# Equation of Normal to Circle Centered at Origin

## Theorem

Let $\CC$ be a circle whose radius is $r$ and whose center is at the origin of a Cartesian plane.

Let $P = \tuple {x_1, y_1}$ be a point on $\CC$.

Let $\NN$ be a normal to $\CC$ passing through $P$.

Then $\NN$ can be defined by the equation:

$y_1 x - x_1 y = 0$

## Proof

Let $\TT$ be the tangent to $\CC$ passing through $P$.

From Equation of Tangent to Circle Centered at Origin, $\TT$ can be described using the equation:

$x x_1 + y y_1 = r^2$

expressible as:

$y - y_1 = -\dfrac {x_1} {y_1} \paren {x - x_1}$

where the slope of $\TT$ is $-\dfrac {x_1} {y_1}$.

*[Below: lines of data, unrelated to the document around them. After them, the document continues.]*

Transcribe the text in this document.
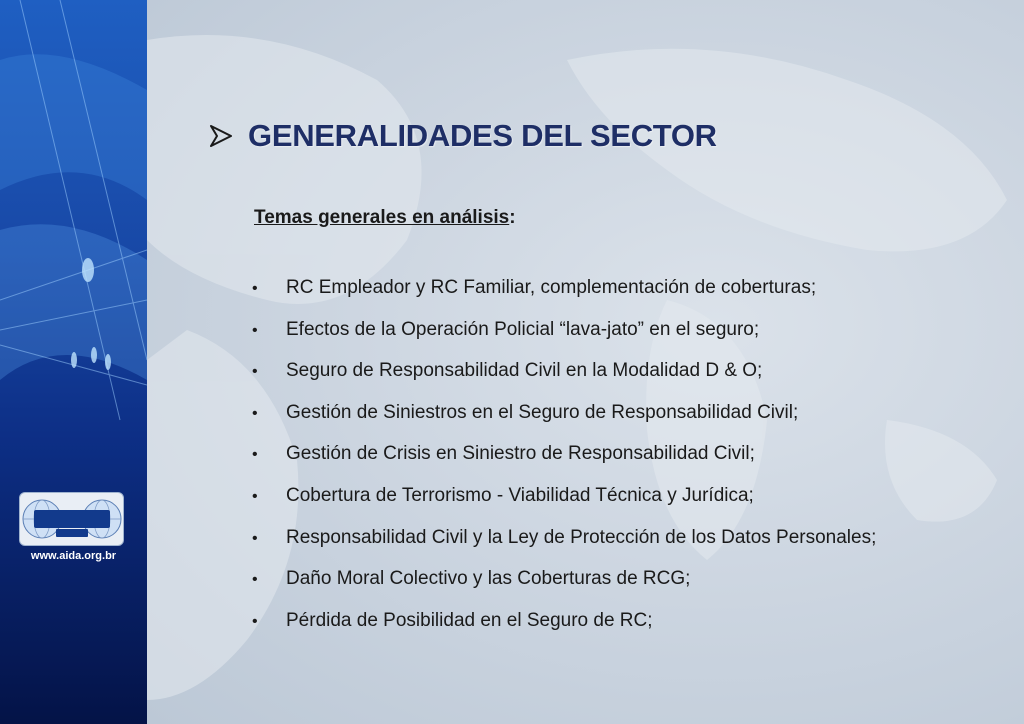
www.aida.org.br
GENERALIDADES DEL SECTOR
Temas generales en análisis:
•	RC Empleador y RC Familiar, complementación de coberturas;
•	Efectos de la Operación Policial “lava-jato” en el seguro;
•	Seguro de Responsabilidad Civil en la Modalidad D & O;
•	Gestión de Siniestros en el Seguro de Responsabilidad Civil;
•	Gestión de Crisis en Siniestro de Responsabilidad Civil;
•	Cobertura de Terrorismo - Viabilidad Técnica y Jurídica;
•	Responsabilidad Civil y la Ley de Protección de los Datos Personales;
•	Daño Moral Colectivo y las Coberturas de RCG;
•	Pérdida de Posibilidad en el Seguro de RC;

By definition, the normal is perpendicular to the tangent.

From Condition for Straight Lines in Plane to be Perpendicular, the slope of $\NN$ is $\dfrac {y_1} {x_1}$

Hence the equation for $\NN$ is:

 $\ds y - y_1$ $=$ $\ds \dfrac {y_1} {x_1} \paren {x - x_1}$ $\ds \leadsto \ \$ $\ds x_1 \paren {y - y_1}$ $=$ $\ds y_1 \paren {x - x_1}$ $\ds \leadsto \ \$ $\ds x_1 y$ $=$ $\ds y_1 x$

Hence the result.

$\blacksquare$